Tous ces gens descendaient les marches, bavardant, riant et se félicitant de l’ordre des choses, ravis qu’ils étaient de l’approbation de Seldon.
Trevize s’était à présent immobilisé, laissant la foule le dépasser. Compor qui avait deux marches d’avance s’arrêta – comme si se tendait entre eux quelque invisible filin. Il dit : « Alors, tu viens ?
— Il n’y a pas le feu. Ils ne vont pas commencer la réunion du Conseil avant que le Maire Branno n’ait d’abord résumé la situation sur ce ton plat et saccadé dont elle est coutumière… et comme je ne suis pas pressé d’endurer encore un discours pesant… Regarde plutôt la ville !
— Je la vois. Je l’ai vue hier aussi.
— Oui, mais l’imagines-tu il y a cinq cents ans, lors de sa fondation ?
— Quatre cent quatre-vingt-dix-huit, corrigea machinalement Compor. C’est dans deux ans qu’ils fêteront son demi-millénaire et sans doute le Maire Branno sera-t-elle encore en poste à l’époque – sauf événements, espérons-le, extrêmement improbables.
— Espérons-le, répéta sèchement Trevize. Mais à quoi ressemblait-elle il y a cinq cents ans, lorsqu’elle fut fondée ? Une simple cité ! Une petite cité abritant un groupe d’hommes occupés à préparer une encyclopédie qui ne devait jamais être achevée !
— Mais si.
— Veux-tu parler de l’Encyclopædia Galactica que nous avons aujourd’hui ? Celle que nous connaissons n’est pas celle sur laquelle ils travaillaient. Ce que nous utilisons est dans les mémoires d’un ordinateur et quotidiennement mis à jour. Tu n’as jamais été voir son original inachevé ?
— Tu veux dire au musée Hardin ?
— Le musée Salvor-Hardin des Origines. Rends-lui son titre complet, je te prie, puisque tu es si tatillon sur les dates. Alors, l’as-tu regardé ?
— Non. Il faudrait ?
— Non. Ça n’en vaut pas le coup. Enfin bref… imagine donc ces bonshommes – un groupe d’Encyclopédistes qui forment le noyau d’une ville –, une petite bourgade perdue dans un monde virtuellement dépourvu de métaux, en orbite autour d’un soleil isolé, au fin fond des confins de la Galaxie. Et aujourd’hui, cinq cents ans plus tard, nous sommes devenus un monde de banlieue résidentielle. Toute la planète n’est plus qu’un parc gigantesque, on peut avoir tout le métal qu’on veut… on est au centre de tout, désormais !
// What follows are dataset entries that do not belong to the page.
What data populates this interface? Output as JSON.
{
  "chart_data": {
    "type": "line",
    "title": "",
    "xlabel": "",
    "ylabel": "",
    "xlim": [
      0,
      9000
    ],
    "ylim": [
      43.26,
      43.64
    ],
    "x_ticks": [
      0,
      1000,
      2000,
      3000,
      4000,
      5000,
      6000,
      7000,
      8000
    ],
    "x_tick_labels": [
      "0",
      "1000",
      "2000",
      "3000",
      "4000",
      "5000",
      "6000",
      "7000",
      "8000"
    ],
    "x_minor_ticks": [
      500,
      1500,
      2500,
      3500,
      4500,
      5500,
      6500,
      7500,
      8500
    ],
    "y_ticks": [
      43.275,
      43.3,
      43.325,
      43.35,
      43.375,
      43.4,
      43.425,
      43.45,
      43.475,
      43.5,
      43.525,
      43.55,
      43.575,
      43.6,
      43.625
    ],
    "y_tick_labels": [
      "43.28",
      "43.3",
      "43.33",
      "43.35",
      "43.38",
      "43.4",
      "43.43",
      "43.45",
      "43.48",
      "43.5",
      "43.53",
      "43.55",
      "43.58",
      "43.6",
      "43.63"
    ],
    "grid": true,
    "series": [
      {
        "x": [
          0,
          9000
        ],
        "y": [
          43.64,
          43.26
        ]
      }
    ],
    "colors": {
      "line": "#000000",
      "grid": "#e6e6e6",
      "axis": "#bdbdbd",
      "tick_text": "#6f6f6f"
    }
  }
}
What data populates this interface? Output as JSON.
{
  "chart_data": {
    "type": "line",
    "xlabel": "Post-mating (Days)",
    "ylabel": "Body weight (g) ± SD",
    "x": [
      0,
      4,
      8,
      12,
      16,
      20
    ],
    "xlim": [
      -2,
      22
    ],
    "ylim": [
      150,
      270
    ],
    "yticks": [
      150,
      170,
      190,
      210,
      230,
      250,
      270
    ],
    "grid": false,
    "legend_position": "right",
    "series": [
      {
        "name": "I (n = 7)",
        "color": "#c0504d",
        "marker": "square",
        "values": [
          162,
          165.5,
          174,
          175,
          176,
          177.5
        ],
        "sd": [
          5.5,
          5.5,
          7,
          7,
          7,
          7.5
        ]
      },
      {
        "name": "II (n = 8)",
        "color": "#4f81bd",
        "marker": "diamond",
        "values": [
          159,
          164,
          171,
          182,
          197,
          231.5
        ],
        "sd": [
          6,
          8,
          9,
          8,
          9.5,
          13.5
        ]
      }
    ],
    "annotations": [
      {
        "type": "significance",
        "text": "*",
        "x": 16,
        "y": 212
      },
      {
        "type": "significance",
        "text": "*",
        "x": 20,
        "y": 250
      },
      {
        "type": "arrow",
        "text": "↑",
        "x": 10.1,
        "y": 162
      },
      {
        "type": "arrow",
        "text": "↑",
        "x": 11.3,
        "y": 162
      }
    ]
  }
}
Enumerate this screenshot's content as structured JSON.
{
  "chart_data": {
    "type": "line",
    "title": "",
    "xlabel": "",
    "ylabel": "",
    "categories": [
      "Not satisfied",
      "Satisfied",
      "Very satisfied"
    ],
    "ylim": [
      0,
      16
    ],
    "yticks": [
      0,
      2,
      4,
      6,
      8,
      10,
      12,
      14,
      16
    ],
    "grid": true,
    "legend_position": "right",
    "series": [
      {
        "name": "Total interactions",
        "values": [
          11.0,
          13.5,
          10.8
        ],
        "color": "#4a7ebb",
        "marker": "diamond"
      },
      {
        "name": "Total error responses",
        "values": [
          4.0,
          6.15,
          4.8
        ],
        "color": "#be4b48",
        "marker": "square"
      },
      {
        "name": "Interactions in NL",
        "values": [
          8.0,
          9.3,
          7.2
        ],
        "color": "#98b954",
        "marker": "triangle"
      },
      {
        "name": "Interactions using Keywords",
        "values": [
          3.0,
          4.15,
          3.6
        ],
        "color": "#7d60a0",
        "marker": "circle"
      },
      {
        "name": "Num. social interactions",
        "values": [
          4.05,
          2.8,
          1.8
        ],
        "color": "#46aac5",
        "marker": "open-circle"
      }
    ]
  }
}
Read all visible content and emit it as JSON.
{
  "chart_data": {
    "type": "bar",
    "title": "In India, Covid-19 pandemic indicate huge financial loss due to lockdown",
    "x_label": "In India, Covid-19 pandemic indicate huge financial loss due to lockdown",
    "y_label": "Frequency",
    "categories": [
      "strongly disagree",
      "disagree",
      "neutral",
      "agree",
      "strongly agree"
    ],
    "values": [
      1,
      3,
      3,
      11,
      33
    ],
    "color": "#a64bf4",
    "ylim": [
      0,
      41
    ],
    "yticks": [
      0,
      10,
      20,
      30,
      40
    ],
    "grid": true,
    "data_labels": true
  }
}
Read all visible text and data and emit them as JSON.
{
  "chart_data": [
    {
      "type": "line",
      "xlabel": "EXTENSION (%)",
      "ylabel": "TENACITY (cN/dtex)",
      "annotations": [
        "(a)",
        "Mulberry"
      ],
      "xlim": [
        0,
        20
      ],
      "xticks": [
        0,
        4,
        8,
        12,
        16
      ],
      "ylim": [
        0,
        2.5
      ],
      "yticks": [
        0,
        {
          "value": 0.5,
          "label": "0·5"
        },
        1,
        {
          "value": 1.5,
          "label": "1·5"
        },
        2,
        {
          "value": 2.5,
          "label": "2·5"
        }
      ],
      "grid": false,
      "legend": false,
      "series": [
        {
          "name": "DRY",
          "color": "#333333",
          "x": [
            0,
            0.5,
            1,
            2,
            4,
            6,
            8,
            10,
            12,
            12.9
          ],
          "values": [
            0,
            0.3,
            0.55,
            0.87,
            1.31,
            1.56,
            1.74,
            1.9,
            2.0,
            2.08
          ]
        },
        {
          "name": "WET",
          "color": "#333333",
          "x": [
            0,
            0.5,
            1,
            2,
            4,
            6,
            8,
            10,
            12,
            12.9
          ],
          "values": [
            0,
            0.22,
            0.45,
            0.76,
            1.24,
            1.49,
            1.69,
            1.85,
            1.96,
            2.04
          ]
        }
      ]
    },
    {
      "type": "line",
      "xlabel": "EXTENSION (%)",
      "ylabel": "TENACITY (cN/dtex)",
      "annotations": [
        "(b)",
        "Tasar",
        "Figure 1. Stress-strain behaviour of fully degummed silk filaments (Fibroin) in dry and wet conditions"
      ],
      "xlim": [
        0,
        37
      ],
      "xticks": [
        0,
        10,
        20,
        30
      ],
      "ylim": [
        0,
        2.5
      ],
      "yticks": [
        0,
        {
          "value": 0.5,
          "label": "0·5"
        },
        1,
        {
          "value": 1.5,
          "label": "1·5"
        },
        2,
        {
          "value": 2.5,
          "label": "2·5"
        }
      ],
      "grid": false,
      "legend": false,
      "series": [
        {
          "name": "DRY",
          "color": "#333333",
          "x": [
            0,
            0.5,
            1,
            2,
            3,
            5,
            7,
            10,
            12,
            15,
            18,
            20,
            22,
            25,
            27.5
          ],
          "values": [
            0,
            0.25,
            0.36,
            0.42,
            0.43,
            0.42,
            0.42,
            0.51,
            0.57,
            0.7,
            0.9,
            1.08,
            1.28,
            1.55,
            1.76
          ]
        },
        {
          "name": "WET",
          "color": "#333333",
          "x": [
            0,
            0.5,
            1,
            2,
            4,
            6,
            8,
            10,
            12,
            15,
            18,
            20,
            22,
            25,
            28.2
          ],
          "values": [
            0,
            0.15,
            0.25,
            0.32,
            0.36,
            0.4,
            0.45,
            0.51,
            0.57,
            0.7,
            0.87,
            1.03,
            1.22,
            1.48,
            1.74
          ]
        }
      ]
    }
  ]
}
— Pas tout à fait, remarqua Compor. On est toujours en orbite autour d’un soleil isolé. Et toujours au fin fond des confins de la Galaxie.
— Ah non, tu dis ça sans réfléchir. C’était tout l’objet de cette petite crise Seldon. Nous sommes plus que la simple planète Terminus : nous sommes la Fondation qui déploie ses tentacules sur toute la Galaxie et la dirige depuis sa position totalement excentrique. Si nous pouvons le faire, c’est que nous ne sommes pas isolés – sinon géographiquement, et cela, ça ne compte pas.
— D’accord. J’admets. » Compor n’était manifestement pas intéressé. Il descendit une nouvelle marche. L’invisible lien qui les unissait s’étendit encore.
Trevize tendit la main comme pour faire remonter son compagnon. « Ne vois-tu donc pas ce que ça signifie, Compor ? Voilà un énorme changement, et nous refusons de l’admettre. Dans nos cœurs, nous restons attachés à la petite Fondation, le petit univers réduit à une seule planète du bon vieux temps – le temps des héros en acier et des saints pleins de noblesse qui est à jamais enfui…
— Allons !
— Absolument : regarde plutôt le palais Seldon. Au commencement, lors des premières crises à l’époque de Salvor Hardin, ce n’était que la crypte temporelle, un petit auditorium où apparaissait l’image holographique de Seldon. C’est tout. Aujourd’hui, c’est devenu un mausolée colossal mais y vois-tu une rampe à champ de force ? Un glisseur ? Un ascenseur gravitique ? Non pas. Seulement ces marches que nous montons et descendons tout comme aurait dû le faire Hardin. A des moments aussi bizarres qu’imprévisibles, nous nous raccrochons peureusement au passé. »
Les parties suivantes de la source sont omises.